Waarschijnlijk werd het begrensd door het Vlie in het oosten en het Marsdiep in het zuidwesten.
De eerste inwoners van Texel dateren mogelijk uit de Midden-Steentijd (8000-4500 v. Chr); archeologen hebben daarvoor aanwijzingen gevonden. In 1415 kreeg Texel
(het gehele eiland) stadsrechten.
Landschap:
Een natuurlijk fenomeen is De Slufter, een gebied binnen de brede duinketen aan de noordwestkant van het eiland, vol kreken en geulen, dat in open verbinding staat
met de Noordzee. Het is ontstaan door een duindoorbraak in 1858. Bij vloed loopt een deel van De Slufter onder water en bij eb loopt het water door de geulen weer
terug naar zee. Daardoor is slibvorming en verzilting ontstaan en moest de vegetatie zich aanpassen. De Slufter is van de Eijerlandse polder gescheiden door de Zanddijk.
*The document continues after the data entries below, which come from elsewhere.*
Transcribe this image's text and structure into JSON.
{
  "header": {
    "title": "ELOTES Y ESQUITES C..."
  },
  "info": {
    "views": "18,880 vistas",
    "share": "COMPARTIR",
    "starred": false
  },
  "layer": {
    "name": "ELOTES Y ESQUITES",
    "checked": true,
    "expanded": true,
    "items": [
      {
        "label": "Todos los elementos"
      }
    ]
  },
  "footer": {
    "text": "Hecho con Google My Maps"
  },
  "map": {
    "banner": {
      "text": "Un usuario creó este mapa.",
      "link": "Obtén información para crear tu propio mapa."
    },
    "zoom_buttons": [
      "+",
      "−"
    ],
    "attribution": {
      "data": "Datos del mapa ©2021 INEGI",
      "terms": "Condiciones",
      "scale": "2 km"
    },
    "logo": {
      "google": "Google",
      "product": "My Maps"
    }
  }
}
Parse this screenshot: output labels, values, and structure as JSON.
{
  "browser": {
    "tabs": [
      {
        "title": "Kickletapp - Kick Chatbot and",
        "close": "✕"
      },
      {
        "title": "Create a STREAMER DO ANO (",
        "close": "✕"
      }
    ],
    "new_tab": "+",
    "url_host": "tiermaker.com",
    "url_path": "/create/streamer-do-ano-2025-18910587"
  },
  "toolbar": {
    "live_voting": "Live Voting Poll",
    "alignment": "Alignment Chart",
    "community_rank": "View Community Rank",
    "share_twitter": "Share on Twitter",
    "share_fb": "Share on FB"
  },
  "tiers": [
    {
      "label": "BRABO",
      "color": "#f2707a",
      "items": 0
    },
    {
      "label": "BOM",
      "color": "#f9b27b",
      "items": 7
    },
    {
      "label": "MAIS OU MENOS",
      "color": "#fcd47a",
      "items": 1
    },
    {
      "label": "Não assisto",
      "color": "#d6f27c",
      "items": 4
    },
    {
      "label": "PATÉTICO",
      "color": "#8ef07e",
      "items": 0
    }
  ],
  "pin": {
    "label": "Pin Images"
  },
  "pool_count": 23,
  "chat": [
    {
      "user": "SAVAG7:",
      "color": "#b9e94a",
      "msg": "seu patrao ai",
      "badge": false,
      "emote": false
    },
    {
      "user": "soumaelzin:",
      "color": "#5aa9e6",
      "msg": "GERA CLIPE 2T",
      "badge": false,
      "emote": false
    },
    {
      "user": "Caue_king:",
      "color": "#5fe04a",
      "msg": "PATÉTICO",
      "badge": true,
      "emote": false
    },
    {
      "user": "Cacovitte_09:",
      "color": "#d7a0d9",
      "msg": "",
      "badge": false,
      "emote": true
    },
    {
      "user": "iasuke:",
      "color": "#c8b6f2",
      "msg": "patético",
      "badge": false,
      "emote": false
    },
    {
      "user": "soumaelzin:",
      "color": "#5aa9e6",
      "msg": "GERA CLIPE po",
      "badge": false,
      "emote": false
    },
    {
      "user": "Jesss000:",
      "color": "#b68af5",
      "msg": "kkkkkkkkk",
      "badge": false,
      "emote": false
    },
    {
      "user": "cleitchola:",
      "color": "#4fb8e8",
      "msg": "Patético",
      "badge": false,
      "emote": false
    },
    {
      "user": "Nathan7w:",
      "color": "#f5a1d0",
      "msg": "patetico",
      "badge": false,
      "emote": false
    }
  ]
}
In 1864 was in het noorden bij De Cocksdorp de vuurtoren Eierland geplaatst, op ongeveer 3 km van de zee. Nu staat de zee vlak onder de toren. Door de aangelegde
zeewering wordt de vuurtoren beschermd en wordt het strand beetje bij beetje breeder.
Fauna:
Er broeden in het voorjaar vooral in de duingebieden ongeveer 80 verschillende vogelsoorten, maar in totaal zijn zo'n 300 soorten op Texel waargenomen.
De Muy, een duingebied tussen De Koog en De Slufter is een beschermd gebied; het is de broedplaats van de oudste lepelaarkolonie van Nederland.